Temi importanti quelli in discussione al recente Consiglio dei Ministri Agricoli dell'Unione Europea che si è tenuto in questi giorni.

Si è parlato di etichettatura, di emissioni industriali, di riduzione degli agrofarmaci.

Argomenti sui quali pesano decisioni che potrebbero mettere in seria difficoltà il settore agroalimentare italiano, a iniziare dall'applicazione della etichetta a semaforo, il Nutriscore.

Molti i suoi limiti, riconosciuti dallo stesso suo ideatore, il francese Serge Hercberg, che ne ha modificato l'algoritmo, peggiorando, se possibile, le conseguenze.

Con il risultato che alimenti iperprocessati vengono giudicati positivamente, mentre scatta un allarme pericolo, indicato dal colore rosso, per prodotti come l'olio di oliva o il Parmigiano Reggiano. 


Strategie da ripensare

Non meno complesso il tema degli agrofarmaci e della loro riduzione, così come previsto dagli obiettivi fissati nella strategia Green New Deal e Farm to Fork.

Senza adeguati correttivi e senza un loro profondo ripensamento, il risultato finale potrebbe essere quello di una forte riduzione delle produzioni agricole e di un altrettanto forte innalzamento dei prezzi al consumo.

Ma si sa, queste politiche sono state pensate prima che una pandemia seguita da una crisi geopolitica sfociata in una guerra cambiassero completamente le carte in tavola.


Il no dell'Italia

L'Italia, per voce del Ministro per le Politiche Agricole, Stefano Patuanelli, ha ribadito il suo no all'etichettatura a semaforo, che non informa il consumatore ma ne condiziona solo le scelte.

Necessario dunque un ripensamento, come pure un'ulteriore valutazione di impatto sulla proposta di regolamento sull'uso sostenibile degli agrofarmaci.

Ridurne drasticamente l'uso porterebbe a a ben scarsi benefici sotto il profilo salutistico e a negative ripercussioni sui mercati.


Gli allevamenti non sono industrie

Ben più pesanti potrebbero essere le conseguenze della proposta di regolamento tesa ad equiparare gli allevamenti alle attività industriali in tema di emissioni ambientali.

La proposta sul tavolo dei ministri agricoli è tesa ad allargare la direttiva sulle emissioni industriali anche agli allevamenti di bovini con oltre 150 capi.

Una scelta che sembra disconoscere le ultime evidenze scientifiche, che dimostrano l'invarianza dell'allevamento bovino in quanto a emissioni di gas climalteranti.

In particolare per gli allevamenti italiani, fra i più efficienti in Europa, l'allevamento di bovini fornisce un contributo positivo al sequestro di carbonio.


Scelte ideologiche

È anche partendo da queste constatazioni che Paolo De Castro, relatore per il Gruppo S&D in Commissione Agricoltura del Parlamento Europeo sulla direttiva sulle Emissioni industriali, ha fortemente criticato questa proposta.

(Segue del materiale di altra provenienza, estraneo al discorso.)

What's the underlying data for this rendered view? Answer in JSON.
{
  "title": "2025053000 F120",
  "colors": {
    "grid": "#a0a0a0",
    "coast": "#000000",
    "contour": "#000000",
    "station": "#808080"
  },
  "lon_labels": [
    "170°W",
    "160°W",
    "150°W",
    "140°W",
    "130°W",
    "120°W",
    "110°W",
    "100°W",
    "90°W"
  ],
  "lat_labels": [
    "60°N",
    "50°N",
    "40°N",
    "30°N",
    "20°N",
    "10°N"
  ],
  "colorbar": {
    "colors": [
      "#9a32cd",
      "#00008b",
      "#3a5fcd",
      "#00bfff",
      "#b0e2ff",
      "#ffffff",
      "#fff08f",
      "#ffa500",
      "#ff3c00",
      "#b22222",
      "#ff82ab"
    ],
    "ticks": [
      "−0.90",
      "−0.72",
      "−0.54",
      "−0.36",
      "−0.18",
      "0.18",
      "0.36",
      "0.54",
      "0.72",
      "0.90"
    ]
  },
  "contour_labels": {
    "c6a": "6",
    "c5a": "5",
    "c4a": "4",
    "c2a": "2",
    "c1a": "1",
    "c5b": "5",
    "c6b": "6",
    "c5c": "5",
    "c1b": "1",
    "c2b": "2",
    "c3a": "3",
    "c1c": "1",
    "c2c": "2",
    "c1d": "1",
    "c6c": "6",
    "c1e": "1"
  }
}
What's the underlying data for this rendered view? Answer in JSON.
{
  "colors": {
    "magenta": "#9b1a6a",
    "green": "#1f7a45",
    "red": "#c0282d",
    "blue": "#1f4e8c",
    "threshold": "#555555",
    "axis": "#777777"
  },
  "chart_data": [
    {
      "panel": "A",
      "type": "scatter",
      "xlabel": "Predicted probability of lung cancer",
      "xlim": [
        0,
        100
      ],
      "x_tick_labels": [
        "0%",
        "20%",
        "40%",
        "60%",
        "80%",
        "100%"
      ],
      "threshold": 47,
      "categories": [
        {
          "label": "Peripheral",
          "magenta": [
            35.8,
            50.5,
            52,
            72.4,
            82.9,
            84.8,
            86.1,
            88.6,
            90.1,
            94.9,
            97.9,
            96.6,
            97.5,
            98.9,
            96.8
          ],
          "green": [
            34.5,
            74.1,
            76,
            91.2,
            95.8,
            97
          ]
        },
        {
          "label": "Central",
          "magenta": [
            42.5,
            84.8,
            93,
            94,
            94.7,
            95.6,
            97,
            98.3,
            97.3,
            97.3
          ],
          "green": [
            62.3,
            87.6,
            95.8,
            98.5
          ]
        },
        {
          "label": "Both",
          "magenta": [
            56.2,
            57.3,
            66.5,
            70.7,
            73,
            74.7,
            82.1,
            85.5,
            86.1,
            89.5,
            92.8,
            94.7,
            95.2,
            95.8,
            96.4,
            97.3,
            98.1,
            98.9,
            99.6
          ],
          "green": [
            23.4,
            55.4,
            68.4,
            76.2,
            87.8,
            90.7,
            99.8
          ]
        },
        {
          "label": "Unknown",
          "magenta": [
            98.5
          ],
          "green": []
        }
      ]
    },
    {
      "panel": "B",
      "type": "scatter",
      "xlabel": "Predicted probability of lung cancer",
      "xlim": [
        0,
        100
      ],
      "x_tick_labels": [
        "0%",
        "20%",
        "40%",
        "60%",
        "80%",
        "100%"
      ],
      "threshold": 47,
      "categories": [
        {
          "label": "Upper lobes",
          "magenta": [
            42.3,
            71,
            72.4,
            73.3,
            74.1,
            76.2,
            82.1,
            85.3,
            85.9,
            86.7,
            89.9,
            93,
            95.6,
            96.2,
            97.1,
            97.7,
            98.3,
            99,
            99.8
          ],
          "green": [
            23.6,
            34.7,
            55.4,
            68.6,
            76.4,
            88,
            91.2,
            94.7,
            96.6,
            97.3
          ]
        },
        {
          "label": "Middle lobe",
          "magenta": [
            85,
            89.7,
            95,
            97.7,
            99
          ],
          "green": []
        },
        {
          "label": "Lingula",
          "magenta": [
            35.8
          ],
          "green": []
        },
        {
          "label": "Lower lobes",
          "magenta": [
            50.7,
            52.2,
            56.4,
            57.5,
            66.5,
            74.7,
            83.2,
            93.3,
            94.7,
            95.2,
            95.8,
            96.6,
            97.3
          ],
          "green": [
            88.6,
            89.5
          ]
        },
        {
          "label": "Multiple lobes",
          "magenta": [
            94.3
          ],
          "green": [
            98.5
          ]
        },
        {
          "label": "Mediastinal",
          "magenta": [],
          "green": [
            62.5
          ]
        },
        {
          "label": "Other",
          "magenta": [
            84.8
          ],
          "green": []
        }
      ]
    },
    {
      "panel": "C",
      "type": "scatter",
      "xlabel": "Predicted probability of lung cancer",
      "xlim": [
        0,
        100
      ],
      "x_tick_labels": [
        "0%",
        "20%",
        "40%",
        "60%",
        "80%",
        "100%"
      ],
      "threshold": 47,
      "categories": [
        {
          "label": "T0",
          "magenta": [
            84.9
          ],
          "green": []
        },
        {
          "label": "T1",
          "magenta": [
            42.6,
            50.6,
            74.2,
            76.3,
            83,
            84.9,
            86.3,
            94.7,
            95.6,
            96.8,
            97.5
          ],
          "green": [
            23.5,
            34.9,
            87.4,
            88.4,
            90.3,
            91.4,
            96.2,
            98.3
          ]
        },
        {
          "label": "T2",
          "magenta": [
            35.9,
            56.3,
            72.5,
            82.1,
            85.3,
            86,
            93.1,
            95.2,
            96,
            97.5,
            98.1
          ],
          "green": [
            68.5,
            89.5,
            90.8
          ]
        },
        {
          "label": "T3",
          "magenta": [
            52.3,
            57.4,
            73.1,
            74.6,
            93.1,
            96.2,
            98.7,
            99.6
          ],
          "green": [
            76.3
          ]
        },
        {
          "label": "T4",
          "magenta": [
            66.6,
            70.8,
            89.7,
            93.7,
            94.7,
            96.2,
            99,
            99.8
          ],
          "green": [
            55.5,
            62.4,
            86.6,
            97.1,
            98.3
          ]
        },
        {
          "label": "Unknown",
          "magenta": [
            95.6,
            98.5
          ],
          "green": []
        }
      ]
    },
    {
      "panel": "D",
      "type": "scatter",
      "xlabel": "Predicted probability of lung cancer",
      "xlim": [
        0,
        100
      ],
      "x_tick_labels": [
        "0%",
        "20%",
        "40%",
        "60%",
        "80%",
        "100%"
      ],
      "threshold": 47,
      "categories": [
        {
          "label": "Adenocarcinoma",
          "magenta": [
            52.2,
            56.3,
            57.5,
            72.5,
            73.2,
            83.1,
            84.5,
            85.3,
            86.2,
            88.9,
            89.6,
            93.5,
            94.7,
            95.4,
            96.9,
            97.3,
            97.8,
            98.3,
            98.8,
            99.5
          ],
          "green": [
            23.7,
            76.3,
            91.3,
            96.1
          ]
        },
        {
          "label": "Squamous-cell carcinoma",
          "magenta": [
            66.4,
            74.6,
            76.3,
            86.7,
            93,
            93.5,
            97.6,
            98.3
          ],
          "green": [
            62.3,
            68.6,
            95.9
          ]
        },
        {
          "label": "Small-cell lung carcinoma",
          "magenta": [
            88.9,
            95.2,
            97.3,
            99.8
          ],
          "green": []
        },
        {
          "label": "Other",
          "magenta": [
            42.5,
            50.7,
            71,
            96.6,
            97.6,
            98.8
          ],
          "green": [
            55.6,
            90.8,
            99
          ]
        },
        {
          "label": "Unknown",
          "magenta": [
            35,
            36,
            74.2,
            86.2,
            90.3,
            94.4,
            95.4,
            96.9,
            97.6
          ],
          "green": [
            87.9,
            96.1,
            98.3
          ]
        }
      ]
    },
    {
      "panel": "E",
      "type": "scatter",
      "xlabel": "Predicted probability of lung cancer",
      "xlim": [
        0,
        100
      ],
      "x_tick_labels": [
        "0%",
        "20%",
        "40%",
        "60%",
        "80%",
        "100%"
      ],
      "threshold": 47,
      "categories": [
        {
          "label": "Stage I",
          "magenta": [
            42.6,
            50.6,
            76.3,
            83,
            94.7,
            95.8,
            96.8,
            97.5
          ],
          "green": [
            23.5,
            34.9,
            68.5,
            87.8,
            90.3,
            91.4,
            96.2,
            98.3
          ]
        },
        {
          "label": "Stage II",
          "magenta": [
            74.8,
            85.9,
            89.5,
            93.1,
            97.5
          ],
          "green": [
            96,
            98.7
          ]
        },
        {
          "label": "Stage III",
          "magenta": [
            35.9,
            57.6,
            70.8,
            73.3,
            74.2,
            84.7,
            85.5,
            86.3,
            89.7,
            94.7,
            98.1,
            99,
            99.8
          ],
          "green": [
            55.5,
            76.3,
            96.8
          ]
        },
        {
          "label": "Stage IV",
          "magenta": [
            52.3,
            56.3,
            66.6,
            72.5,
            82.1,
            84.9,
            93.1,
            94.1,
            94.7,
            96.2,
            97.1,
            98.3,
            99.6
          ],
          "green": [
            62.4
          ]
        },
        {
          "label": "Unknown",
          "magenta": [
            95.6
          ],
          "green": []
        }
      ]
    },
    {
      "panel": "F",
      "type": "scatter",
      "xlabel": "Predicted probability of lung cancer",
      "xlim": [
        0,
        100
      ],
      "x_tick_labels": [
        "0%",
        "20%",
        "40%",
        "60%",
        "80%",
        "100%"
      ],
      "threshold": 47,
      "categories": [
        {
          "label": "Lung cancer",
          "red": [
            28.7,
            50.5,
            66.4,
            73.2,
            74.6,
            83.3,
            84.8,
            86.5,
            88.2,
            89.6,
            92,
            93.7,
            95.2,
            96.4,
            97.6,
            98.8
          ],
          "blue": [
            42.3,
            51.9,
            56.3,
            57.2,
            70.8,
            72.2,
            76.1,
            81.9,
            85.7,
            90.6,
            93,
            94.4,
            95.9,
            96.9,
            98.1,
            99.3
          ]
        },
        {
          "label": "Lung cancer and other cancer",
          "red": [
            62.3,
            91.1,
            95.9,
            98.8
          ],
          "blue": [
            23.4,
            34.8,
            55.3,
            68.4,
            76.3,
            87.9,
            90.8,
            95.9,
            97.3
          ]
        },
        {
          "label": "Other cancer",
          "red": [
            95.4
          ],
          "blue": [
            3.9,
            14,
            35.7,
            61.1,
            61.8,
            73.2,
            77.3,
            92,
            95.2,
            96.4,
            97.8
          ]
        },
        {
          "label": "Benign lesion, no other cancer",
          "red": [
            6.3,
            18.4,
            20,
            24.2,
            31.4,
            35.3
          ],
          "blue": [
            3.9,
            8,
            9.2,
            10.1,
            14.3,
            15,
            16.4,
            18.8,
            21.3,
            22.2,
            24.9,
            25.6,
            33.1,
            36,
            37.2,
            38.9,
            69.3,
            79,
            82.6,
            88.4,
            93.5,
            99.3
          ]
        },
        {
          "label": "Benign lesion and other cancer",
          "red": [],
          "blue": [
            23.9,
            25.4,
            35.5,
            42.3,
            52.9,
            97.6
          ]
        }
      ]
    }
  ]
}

"Condividiamo l'obiettivo dell'esecutivo Ue di ridurre i gas serra e l'inquinamento nel suolo e nell'acqua - ha detto De Castro - ma non permetteremo che questo obiettivo degeneri nell'ideologia, paragonando i nostri allevamenti a delle ciminiere e mettendo a repentaglio la sostenibilità del settore zootecnico".


Attenti ai danni

Dopo gli insensati attacchi alla carne e al latte e i sostegni economici che la Commissione ha elargito per ricerche sulla produzione di proteine ottenute in laboratorio, è lecito interrogarsi su quali siano gli obiettivi che guidano le scelte di politica agricola a livello comunitario.

Agitare la bandiera dell'ambientalismo e della sicurezza alimentare può essere utile a raccogliere consensi fra le persone non informate, ma il danno per la società rischia di essere enorme.

Ma sono ancora troppo poche le voci che escono dal coro per denunciare le storture di una politica agricola comunitaria che ha perso la connessione con la realtà dei campi.